By Sarah Beck
Program Manager, American Public Gardens Association

Through the Million Pollinator Garden Challenge and Let’s Move! Museums & Gardens initiatives, public gardens move millions of individuals, kids, and families outdoors and make a connection between pollinators and the healthy food people eat.

Pollinators are responsible for 1 out of 3 bites of food we take each day, and yet pollinators are at a critical point in their own survival. Many factors contribute to their recent decline. We know for certain, however, that more nectar and pollen sources provided by more flowering plants and trees will help improve their health and numbers. Increasing the number of pollinator-friendly gardens and landscapes will help revive the health of bees, butterflies, birds, bats, and other pollinators across the country.

Bee with flower image

Denver Botanic Gardens demonstrate pollinator-friendly habitats.


The National Pollinator Garden Network (NPGN) is an unprecedented collaboration of 26 national and regional conservation and gardening organizations in support of the President’s executive strategy to “Promote the Health of Honey Bees and Other Pollinators.” The Network recently launched The Million Pollinator Garden Challenge to mobilize America’s extensive gardening community and support them in making more native and non-invasive pollen and nectar producing plants available in their gardens.
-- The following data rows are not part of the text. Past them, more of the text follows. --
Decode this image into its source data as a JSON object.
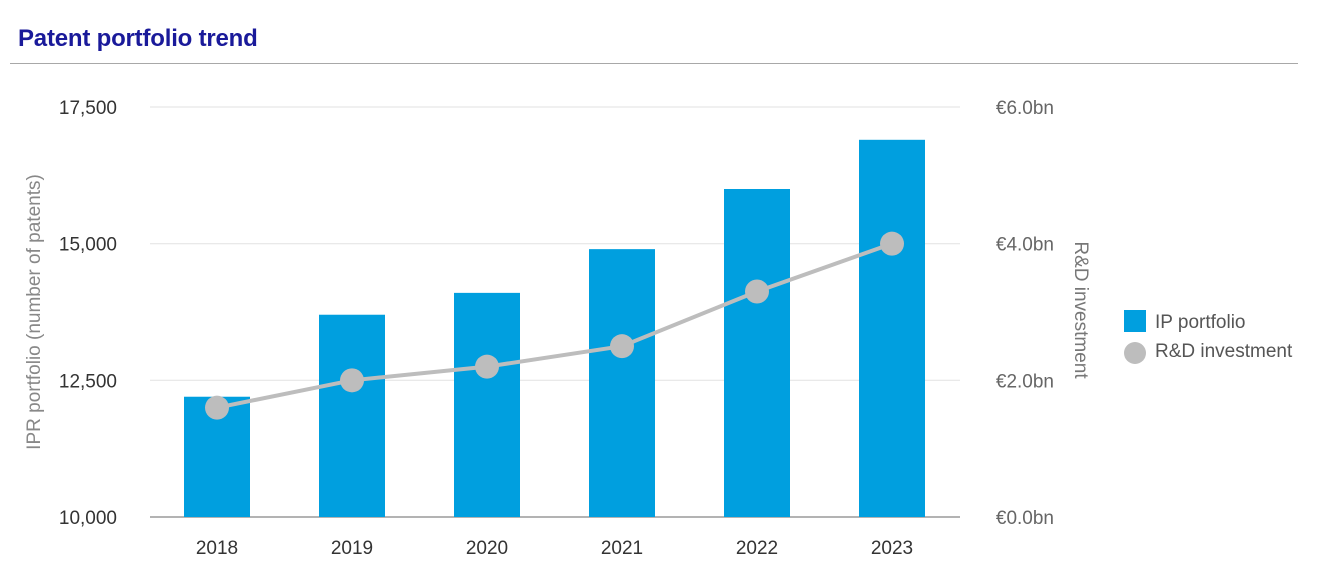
{
  "title": "Patent portfolio trend",
  "chart_data": {
    "type": "bar",
    "categories": [
      "2018",
      "2019",
      "2020",
      "2021",
      "2022",
      "2023"
    ],
    "series": [
      {
        "name": "IP portfolio",
        "type": "bar",
        "axis": "left",
        "color": "#009fdf",
        "values": [
          12200,
          13700,
          14100,
          14900,
          16000,
          16900
        ]
      },
      {
        "name": "R&D investment",
        "type": "line",
        "axis": "right",
        "color": "#bdbdbd",
        "values": [
          1.6,
          2.0,
          2.2,
          2.5,
          3.3,
          4.0
        ]
      }
    ],
    "y_left": {
      "label": "IPR portfolio (number of patents)",
      "ticks": [
        10000,
        12500,
        15000,
        17500
      ],
      "tick_labels": [
        "10,000",
        "12,500",
        "15,000",
        "17,500"
      ],
      "ylim": [
        10000,
        17500
      ]
    },
    "y_right": {
      "label": "R&D investment",
      "ticks": [
        0,
        2,
        4,
        6
      ],
      "tick_labels": [
        "€0.0bn",
        "€2.0bn",
        "€4.0bn",
        "€6.0bn"
      ],
      "ylim": [
        0,
        6
      ]
    },
    "grid": true,
    "legend": {
      "position": "right",
      "entries": [
        "IP portfolio",
        "R&D investment"
      ]
    }
  }
}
Currently, nearly 700 museums and public gardens in all fifty states are participating in Let’s Move! Museums and Gardens through interactive exhibits, afterschool/summer programming, and food service that help young people to make healthy food choices and be physically active. Many of these public garden programs already make connections between pollinators and our own food supply. For example, the Chicago Botanic Garden, in collaboration with the United States Botanic Garden, developed a comprehensive how-to website for teachers and schools wishing to establish and maintain school gardens with free plant-based education curriculum such as “Pollination Pondering.”

Children holding a butterfly in the United States Botanic Garden

Children learn about pollinators at the United States Botanic Garden.


Dr. Casey Sclar, Executive Director of the American Public Gardens Association (APGA), explains the role of public gardens in connecting these initiatives: “APGA is proud to be a founding member of the Let’s Move! Museums and Gardens initiative, and we were thrilled that the First Lady launched the Million Pollinator Garden Challenge at her White House Kitchen Garden Harvest in June. We will be able to provide opportunities for parents and teachers to get kids and students excited about pollinators, gardening, and healthy lifestyles—engaging them from seed to table with greater environmental connection through lessons and activities provided by Network partners. Our initiative is set to grow over several years. And through individual and collective efforts of Challenge supporters, we will reach one million gardens and landscapes for pollinators.”

Now that over 500 pollinator habitats at public gardens have been counted on the Million Pollinator Garden Challenge S.H.A.R.E. map, it is easy to find nearby resources, see examples of pollinator-friendly gardens, and learn about growing and preparing healthful food through programs at your local public garden. Myriad Gardens Foundation in Oklahoma City has installed two new pollinator gardens just this year–one is a Prairie Garden with native plants especially selected for bees, butterflies, and birds, and the other was planted in the Children’s Garden. Find out what your closest public garden has to offer!